According to the Unified Automated Information System, from 15 November to 3 December, ticket office sales in Kazan amounted to 19,4 million rubles. To be fair, they rose a bit compared to the same period in 2020. Then, the sales reached 16,5 million rubles (Editor’s note: from 16 November to 4 December 2020). However, players are sceptical about these numbers.
“We are surprised ourselves who is earning this money if we are half-closed,” the players wonder.
At the same time, the number of spectators didn’t change, about 74,000 in two weeks. This means that the growth in money was provided by a higher ticket price. According to the system, the average cinema ticket price in Tatarstan is 252,3 rubles, which is lower than the country’s average, 307,4 rubles.
In general, since the beginning of the year, the cinema industry has earned in Kazan over 600 million rules, while 2,4 million people have been in the cinema. Managing Director of Cinema 5 cinema chain Alexey Voronkov evaluates these results as modest. According to him, the fall in ticket office sales in his chain in November compared to 2019 before the pandemic in from 75 to 85%, while ticket sales in October fell by 50% compared to 2019.
Kazan in top 10 regions with the strictest restrictions
“The introduction of QR codes pushed federal chain cinemas in Kazan to the verge of extinction, because Tatarstan is in the top 10 regions with the strictest restrictions,” Voronkov claimed. “There is hardly money to pay salaries, nobody has cancelled utility bills. Shopping malls make concessions in rent with difficulty because this is no fun for them either.”
According to him, it became possible to get preferential loans at 3% a year according to a federal programme FOT 3.0.
They take at least something to continue working on the New Year holidays,” he said. And now they hope to return the spectator by New Year.
Not to miss the last chance for recovery, Tatarstan cinemas joined a letter addressed to Vice Premier Tatiana Golikova asking her to cancel the restrictions on the 50% occupancy rate.
“If we switched to the QR code system, put masks on, free us from the restrictions on the 50% capacity,” Voronkov claimed.
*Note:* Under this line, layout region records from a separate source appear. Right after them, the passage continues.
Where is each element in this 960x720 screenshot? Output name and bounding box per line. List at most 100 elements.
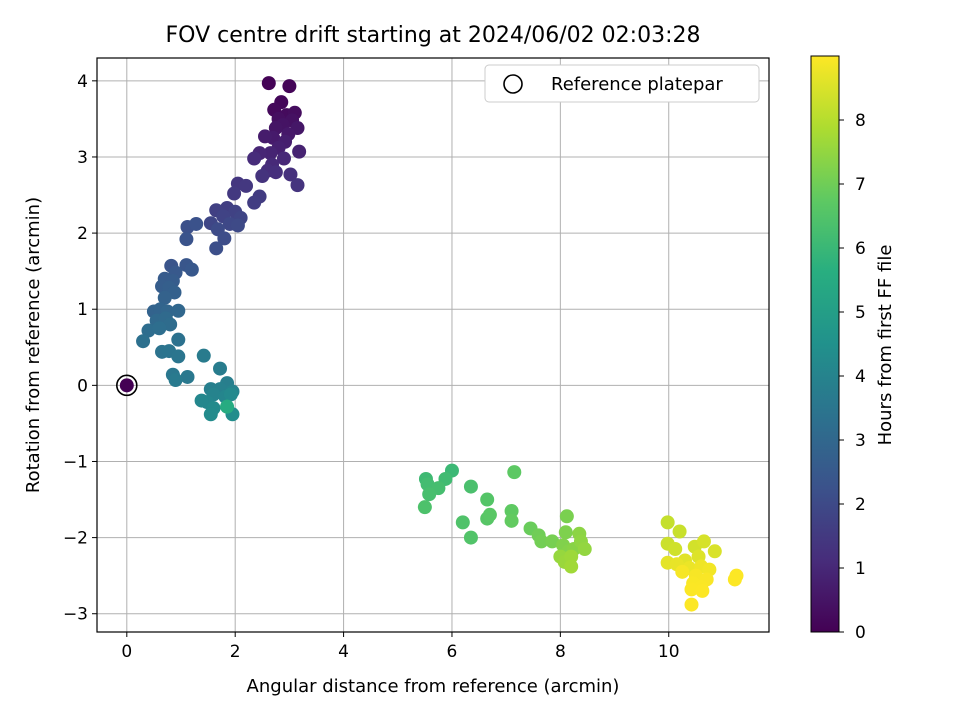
data-point <box>504 503 519 518</box>
data-point <box>180 369 195 384</box>
data-point <box>455 515 470 530</box>
data-point <box>727 572 742 587</box>
data-point <box>227 186 242 201</box>
data-point <box>179 232 194 247</box>
reference-point-fill <box>119 378 134 393</box>
data-point <box>136 334 151 349</box>
y-tick-label: 2 <box>77 224 88 244</box>
data-point <box>152 321 167 336</box>
data-point <box>480 492 495 507</box>
colorbar-tick-label: 7 <box>855 175 866 195</box>
x-tick-label: 6 <box>447 642 458 662</box>
y-tick-label: 3 <box>77 148 88 168</box>
data-point <box>282 79 297 94</box>
data-point <box>223 387 238 402</box>
data-point <box>564 559 579 574</box>
data-point <box>545 534 560 549</box>
plot-frame <box>96 57 770 633</box>
colorbar-tick-label: 0 <box>855 623 866 643</box>
y-tick-label: −3 <box>63 605 88 625</box>
data-point <box>660 515 675 530</box>
data-point <box>217 231 232 246</box>
y-tick-label: 4 <box>77 72 88 92</box>
colorbar-ticks: 0 1 2 3 4 5 6 7 8 <box>839 111 866 643</box>
data-point <box>672 524 687 539</box>
data-point <box>194 393 209 408</box>
chart-title: FOV centre drift starting at 2024/06/02 … <box>166 23 701 48</box>
data-point <box>558 525 573 540</box>
colorbar-tick-label: 4 <box>855 367 866 387</box>
data-point <box>507 465 522 480</box>
data-point <box>230 218 245 233</box>
x-tick-label: 2 <box>230 642 241 662</box>
y-tick-label: −2 <box>63 529 88 549</box>
y-tick-label: 0 <box>77 376 88 396</box>
data-point <box>463 530 478 545</box>
y-axis-ticks: −3 −2 −1 0 1 2 3 4 <box>63 72 97 625</box>
x-tick-label: 8 <box>555 642 566 662</box>
colorbar-label: Hours from first FF file <box>875 245 896 446</box>
data-point <box>504 513 519 528</box>
y-tick-label: −1 <box>63 452 88 472</box>
colorbar-tick-label: 1 <box>855 559 866 579</box>
colorbar-tick-label: 3 <box>855 431 866 451</box>
scatter-points <box>116 76 744 612</box>
data-point <box>213 361 228 376</box>
data-point <box>283 167 298 182</box>
data-point <box>268 165 283 180</box>
data-point <box>255 168 270 183</box>
data-point <box>482 507 497 522</box>
data-point <box>171 332 186 347</box>
data-point <box>171 303 186 318</box>
data-point <box>422 487 437 502</box>
colorbar-tick-label: 8 <box>855 111 866 131</box>
data-point <box>292 144 307 159</box>
legend-entry: Reference platepar <box>551 74 723 95</box>
data-point <box>463 479 478 494</box>
legend: Reference platepar <box>484 64 760 103</box>
data-point <box>247 195 262 210</box>
data-point <box>220 399 235 414</box>
data-point <box>163 317 178 332</box>
y-axis-label: Rotation from reference (arcmin) <box>23 197 44 493</box>
data-point <box>417 500 432 515</box>
data-point <box>196 348 211 363</box>
data-point <box>239 178 254 193</box>
data-point <box>171 349 186 364</box>
data-point <box>276 151 291 166</box>
x-tick-label: 10 <box>658 642 680 662</box>
data-point <box>564 549 579 564</box>
data-point <box>261 76 276 91</box>
colorbar-tick-label: 5 <box>855 303 866 323</box>
data-point <box>168 373 183 388</box>
data-point <box>695 583 710 598</box>
data-point <box>189 216 204 231</box>
data-point <box>675 564 690 579</box>
x-tick-label: 4 <box>338 642 349 662</box>
data-point <box>684 597 699 612</box>
data-point <box>696 534 711 549</box>
data-point <box>258 129 272 144</box>
data-point <box>209 241 224 256</box>
colorbar-tick-label: 2 <box>855 495 866 515</box>
data-point <box>141 323 156 338</box>
data-point <box>577 542 592 557</box>
reference-point-marker <box>116 374 138 397</box>
x-axis-label: Angular distance from reference (arcmin) <box>247 676 620 697</box>
data-point <box>559 509 574 524</box>
legend-box <box>484 64 760 103</box>
data-point <box>263 146 278 161</box>
x-axis-ticks: 0 2 4 6 8 10 <box>121 632 680 662</box>
x-tick-label: 0 <box>121 642 132 662</box>
data-point <box>203 407 218 422</box>
y-tick-label: 1 <box>77 300 88 320</box>
data-point <box>684 582 699 597</box>
data-point <box>184 262 199 277</box>
data-point <box>668 542 683 557</box>
data-point <box>247 151 262 166</box>
colorbar: 0 1 2 3 4 5 6 7 8 Hours from first FF file <box>810 55 896 643</box>
data-point <box>707 544 722 559</box>
colorbar-tick-label: 6 <box>855 239 866 259</box>
data-point <box>534 534 549 549</box>
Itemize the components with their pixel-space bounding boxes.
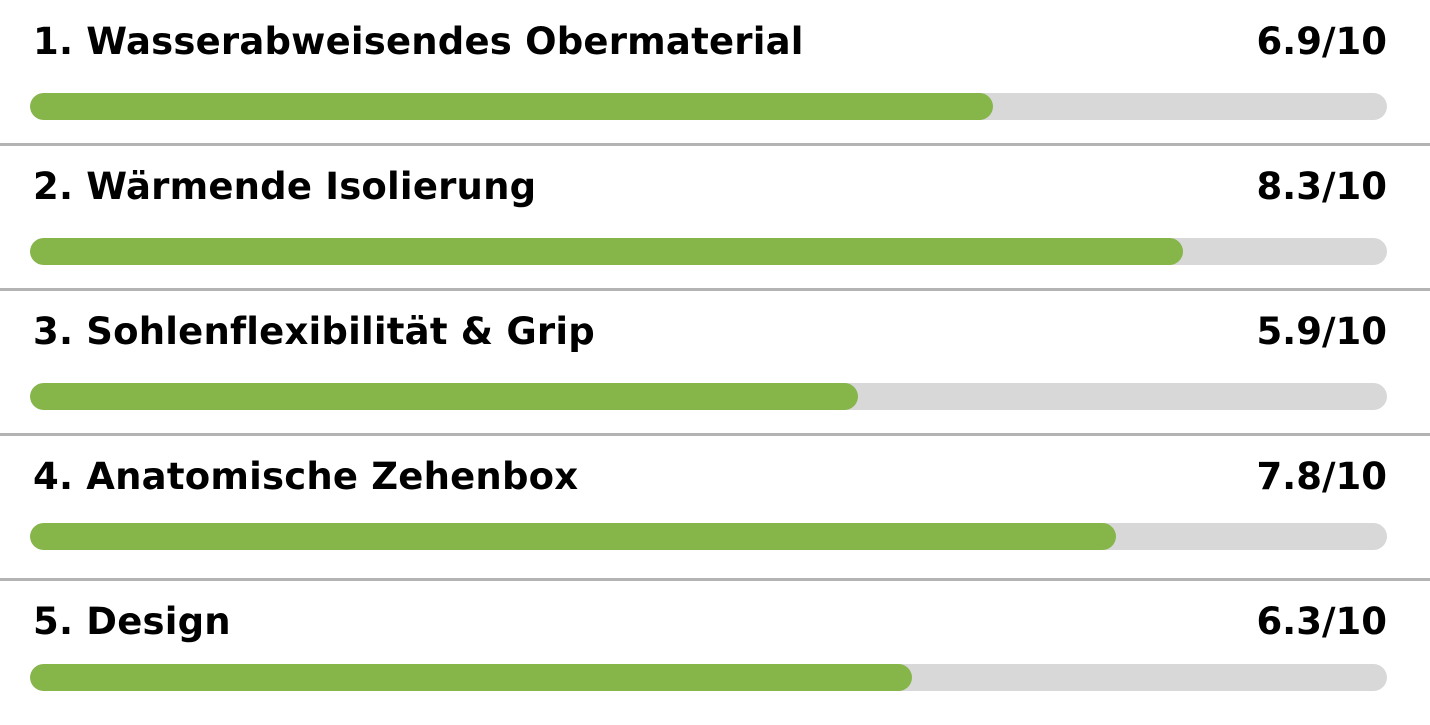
rating-bar-track xyxy=(30,93,1387,120)
rating-bar-track xyxy=(30,383,1387,410)
rating-label: 1. Wasserabweisendes Obermaterial xyxy=(33,20,804,63)
rating-bar-fill xyxy=(30,523,1116,550)
divider xyxy=(0,433,1430,436)
rating-bar-track xyxy=(30,523,1387,550)
rating-label: 4. Anatomische Zehenbox xyxy=(33,455,579,498)
rating-label: 2. Wärmende Isolierung xyxy=(33,165,537,208)
rating-label: 5. Design xyxy=(33,600,231,643)
rating-row: 4. Anatomische Zehenbox 7.8/10 xyxy=(0,435,1430,581)
divider xyxy=(0,578,1430,581)
rating-bar-fill xyxy=(30,383,858,410)
divider xyxy=(0,288,1430,291)
rating-score: 5.9/10 xyxy=(1256,310,1387,353)
rating-score: 8.3/10 xyxy=(1256,165,1387,208)
rating-score: 6.3/10 xyxy=(1256,600,1387,643)
rating-bar-fill xyxy=(30,93,994,120)
divider xyxy=(0,143,1430,146)
rating-bar-track xyxy=(30,238,1387,265)
rating-row: 2. Wärmende Isolierung 8.3/10 xyxy=(0,145,1430,291)
rating-bar-track xyxy=(30,664,1387,691)
rating-row: 5. Design 6.3/10 xyxy=(0,580,1430,725)
rating-score: 6.9/10 xyxy=(1256,20,1387,63)
rating-bar-fill xyxy=(30,664,913,691)
rating-bar-fill xyxy=(30,238,1184,265)
rating-score: 7.8/10 xyxy=(1256,455,1387,498)
rating-label: 3. Sohlenflexibilität & Grip xyxy=(33,310,595,353)
rating-row: 3. Sohlenflexibilität & Grip 5.9/10 xyxy=(0,290,1430,436)
rating-row: 1. Wasserabweisendes Obermaterial 6.9/10 xyxy=(0,0,1430,146)
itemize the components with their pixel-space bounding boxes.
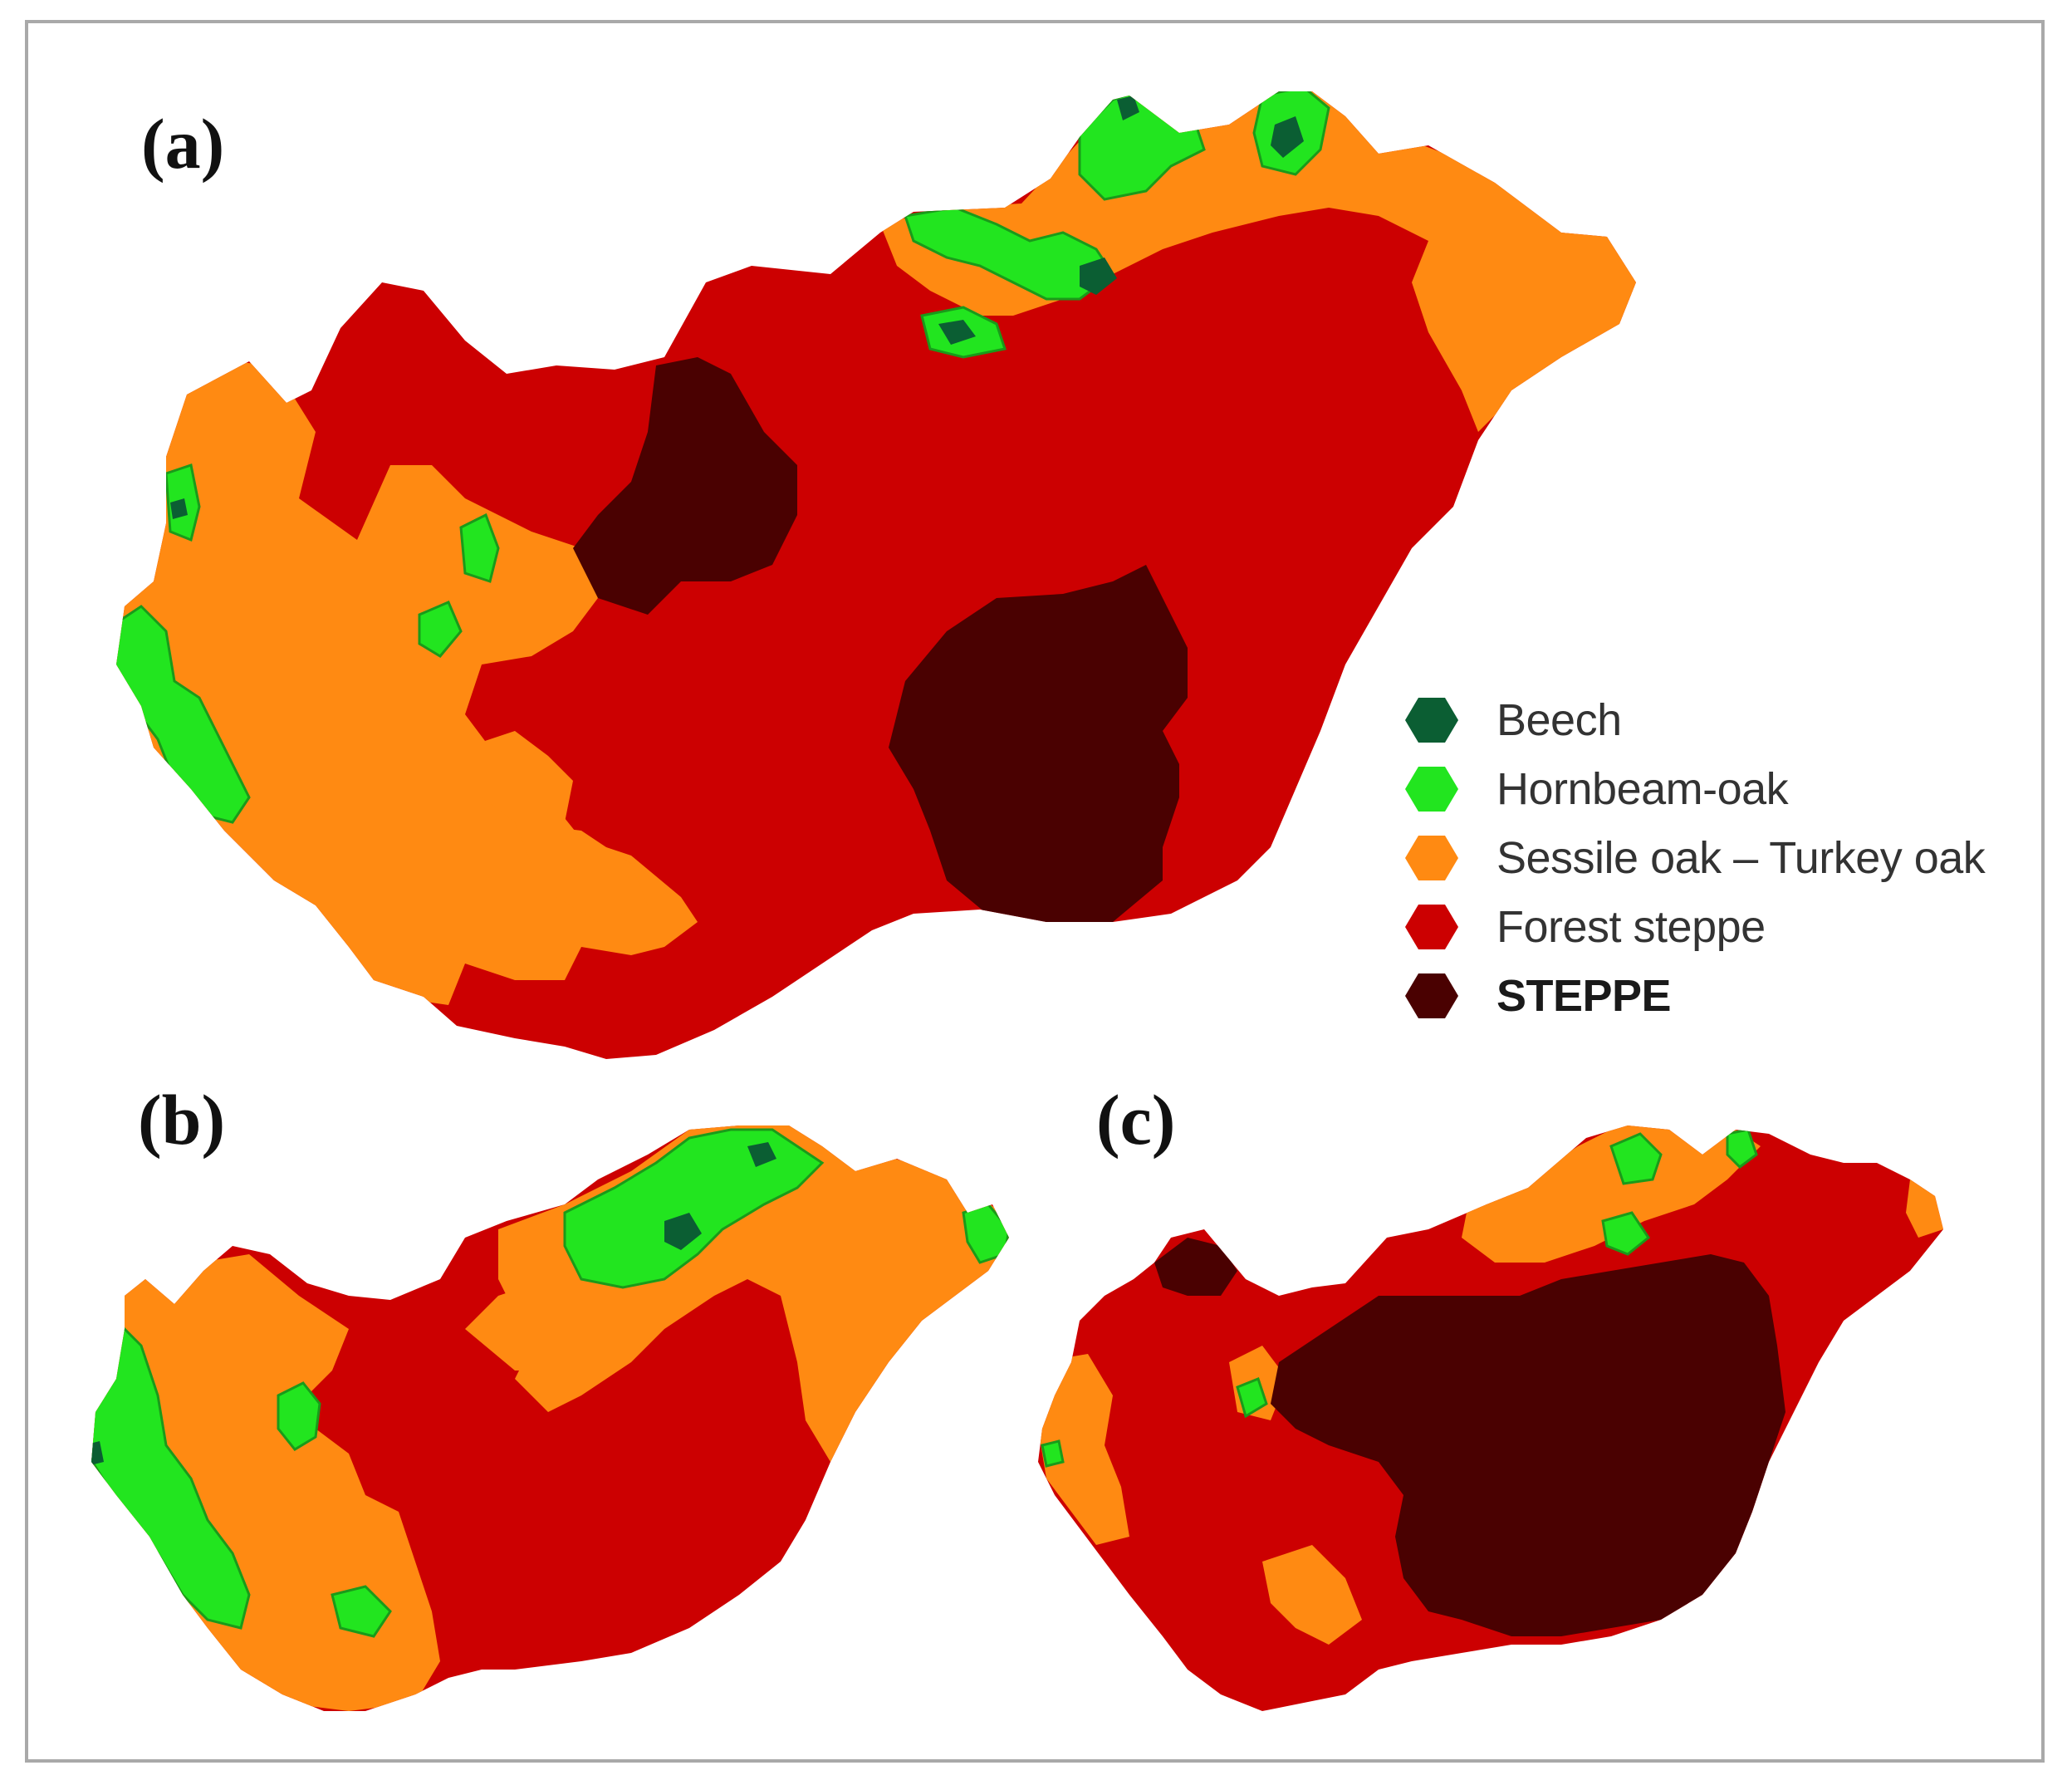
map-b-beech-north [664, 1213, 702, 1250]
hornbeam-oak-swatch-icon [1403, 764, 1460, 814]
legend-label-beech: Beech [1496, 694, 1622, 745]
legend-item-sessile-turkey-oak: Sessile oak – Turkey oak [1403, 823, 1986, 892]
map-a-steppe-north [573, 357, 797, 615]
panel-label-c: (c) [1096, 1080, 1176, 1160]
panel-label-a: (a) [141, 104, 225, 184]
map-a-sessile-patch [465, 731, 573, 822]
legend-item-hornbeam-oak: Hornbeam-oak [1403, 754, 1985, 823]
map-b-beech-north2 [747, 1142, 776, 1167]
legend-label-sessile-turkey-oak: Sessile oak – Turkey oak [1496, 832, 1986, 883]
steppe-swatch-shape [1405, 973, 1458, 1018]
map-c-sessile-south [1262, 1545, 1362, 1645]
map-a-hornbeam-west4 [418, 601, 463, 658]
legend-item-forest-steppe: Forest steppe [1403, 892, 1985, 961]
map-a-hornbeam-west3 [459, 512, 500, 583]
legend-label-forest-steppe: Forest steppe [1496, 901, 1766, 952]
map-c-sessile-north [1462, 1125, 1761, 1263]
map-a-beech-north2 [1271, 116, 1304, 158]
map-c-steppe-nw [1154, 1238, 1237, 1296]
map-c-hornbeam-north [1609, 1132, 1663, 1185]
sessile-turkey-oak-swatch-icon [1403, 833, 1460, 883]
map-b-beech-west [91, 1441, 104, 1466]
legend-label-hornbeam-oak: Hornbeam-oak [1496, 763, 1789, 814]
forest-steppe-swatch-shape [1405, 904, 1458, 949]
beech-swatch-icon [1403, 695, 1460, 745]
map-a-sessile-patch2 [515, 822, 648, 922]
map-a-beech-west [170, 498, 188, 519]
map-c-hornbeam-west [1236, 1377, 1268, 1419]
map-c-hornbeam-north2 [1601, 1211, 1651, 1256]
legend-item-steppe: STEPPE [1403, 961, 1985, 1030]
map-c-steppe-main [1271, 1254, 1785, 1636]
map-a-sessile-north [880, 91, 1636, 432]
legend-item-beech: Beech [1403, 685, 1985, 754]
map-b-hornbeam-south [331, 1585, 392, 1638]
hornbeam-oak-swatch-shape [1405, 766, 1458, 812]
panel-label-b: (b) [138, 1080, 226, 1160]
map-c-hornbeam-west2 [1041, 1439, 1065, 1468]
map-a-beech-north4 [938, 320, 976, 345]
map-b-hornbeam-north [563, 1128, 825, 1289]
map-a-steppe-plain [889, 565, 1188, 922]
map-b [91, 1125, 1009, 1711]
legend-label-steppe: STEPPE [1496, 970, 1672, 1021]
forest-steppe-swatch-icon [1403, 902, 1460, 952]
beech-swatch-shape [1405, 697, 1458, 743]
map-c [1038, 1125, 1943, 1711]
steppe-swatch-icon [1403, 971, 1460, 1021]
map-c-sessile-west [1038, 1354, 1129, 1545]
legend: Beech Hornbeam-oak Sessile oak – Turkey … [1403, 685, 1986, 1030]
sessile-turkey-oak-swatch-shape [1405, 835, 1458, 880]
map-a-beech-north3 [1117, 96, 1139, 120]
map-a-beech-north1 [1080, 257, 1117, 295]
map-b-hornbeam-mid [277, 1381, 321, 1451]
At the moment, the initiative is discussed at federal level, but some regions make concessions. Head of family cinema in the Lenin Culture Centre Alexander Ishimov told Realnoe Vremya about receiving a new instruction from the Tatarstan office of Russia’s consumer rights protection watchdog that if their company had 100% vaccination rate, they are allowed to sell 70% of capacity instead of 50%.
“Now we are waiting for detailed explanations,” he explained. However, neither Cinema 5 nor Mir cinema have heard of softer restrictions. It is expected the management of the local office of the watchdog will provide comments next week.
House of Gucci
Meanwhile, cinemas wait for a recovery with the beginning of the release of New Year film premieres.
“In the last two or three days, spectators rushed to the cinema to see the film House of Gucci,” one of the distributors told Realnoe Vremya. As the description to the film reads, it is a “sensational story of murder, betrayal, fall and revenge that led to the cruel murder of one of the most famous fashion empires of the world.”
He says that the compelling film will help to save box office sales of regional cinemas. Almost all players are showing it in Kazan. According to the unified system, during the first days, it brought city cinemas 875,200 rubles becoming a leader with a small margin. However, true films — sales record-holders — will appear in late December, and here cinemas want to skim the New Year cream.